Lately, I've been spending more time at my old church, because people keep getting arrested and other type shit, and you know, there are some people there that I really care about and it'd be cold not to swing by and support them while they grieve.

Well, it gets me thinking. See, there are these people there that are really sincerely cool, like they're really totally together, and they care about people...like I know you can fake that shit and just front like you're happy or concerned or whatever...but these are the sort of people that think about me enough to know I was working at x Print Shop in 1980+y for two months when ~I~ don't even really know their names.

Granted, this is a vast minority. But, really cool people, right.

And it gets me thinking.
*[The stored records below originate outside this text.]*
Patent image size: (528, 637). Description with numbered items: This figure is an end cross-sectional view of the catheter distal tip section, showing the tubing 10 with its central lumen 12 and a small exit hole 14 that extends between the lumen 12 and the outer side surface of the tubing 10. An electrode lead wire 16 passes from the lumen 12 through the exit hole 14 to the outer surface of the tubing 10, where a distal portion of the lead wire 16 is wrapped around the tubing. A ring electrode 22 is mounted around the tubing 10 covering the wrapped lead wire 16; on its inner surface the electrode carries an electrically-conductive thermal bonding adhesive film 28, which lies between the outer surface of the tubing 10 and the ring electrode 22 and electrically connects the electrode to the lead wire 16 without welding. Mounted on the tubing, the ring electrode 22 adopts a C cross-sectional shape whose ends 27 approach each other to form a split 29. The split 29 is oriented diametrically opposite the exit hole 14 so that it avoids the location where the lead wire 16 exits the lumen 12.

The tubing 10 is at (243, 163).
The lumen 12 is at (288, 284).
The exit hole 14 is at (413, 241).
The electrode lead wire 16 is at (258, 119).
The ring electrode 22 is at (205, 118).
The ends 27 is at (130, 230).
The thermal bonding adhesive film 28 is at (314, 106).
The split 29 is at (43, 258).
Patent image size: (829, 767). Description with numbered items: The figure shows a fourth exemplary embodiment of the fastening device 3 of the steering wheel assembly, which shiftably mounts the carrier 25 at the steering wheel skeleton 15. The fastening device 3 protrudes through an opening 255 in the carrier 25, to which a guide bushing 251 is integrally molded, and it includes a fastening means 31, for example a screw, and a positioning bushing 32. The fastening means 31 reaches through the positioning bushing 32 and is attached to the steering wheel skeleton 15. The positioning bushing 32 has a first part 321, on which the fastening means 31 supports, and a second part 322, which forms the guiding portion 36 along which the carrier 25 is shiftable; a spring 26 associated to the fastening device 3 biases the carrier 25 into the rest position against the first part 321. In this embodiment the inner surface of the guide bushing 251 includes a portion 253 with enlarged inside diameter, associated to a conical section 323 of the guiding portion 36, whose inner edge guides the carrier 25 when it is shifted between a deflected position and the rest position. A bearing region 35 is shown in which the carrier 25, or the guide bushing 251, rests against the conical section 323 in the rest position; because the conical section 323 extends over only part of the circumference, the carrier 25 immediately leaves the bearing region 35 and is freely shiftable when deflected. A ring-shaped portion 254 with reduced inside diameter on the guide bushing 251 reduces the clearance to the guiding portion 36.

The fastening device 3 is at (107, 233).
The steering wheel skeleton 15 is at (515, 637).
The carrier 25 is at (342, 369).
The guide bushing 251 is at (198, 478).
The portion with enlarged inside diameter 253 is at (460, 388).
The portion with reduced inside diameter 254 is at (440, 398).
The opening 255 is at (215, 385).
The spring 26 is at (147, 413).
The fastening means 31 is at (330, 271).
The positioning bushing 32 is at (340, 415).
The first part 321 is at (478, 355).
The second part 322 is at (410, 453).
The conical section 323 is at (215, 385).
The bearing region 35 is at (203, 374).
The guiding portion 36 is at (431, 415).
These people are kind of everything I want to be; they're self-actualized and they're responsible and genteel, and they do nice things for people and know what to say and when to say it...and I get to thinking, how do they do it. Well, I know how ~they~ do it. They're christians, of course, and it's all they ever think about.

I used to be into that scene, and really I was kind of an asshole radicalist and it's done all kinds of horrible shit to my brain, and furthermore I've concluded that, even going through the motions of being a christian and reading the bible and praying for people, I've never really believed any of it is true. I don't think I ever will.

Even if I managed to convince myself that somehow christianity is right, I know I'd resent the deception. But damn, I want to be that man. :-/
coliwali:
Im hardly self-actualized or genteel, so Ill fully admit that I may be talking out of my ass here but:
If you know what kind of person you want to be, do you really need a reason to be who you think you can be? Why not just go for it?
Its not like theres a twelve step program for happiness, not even for Christians.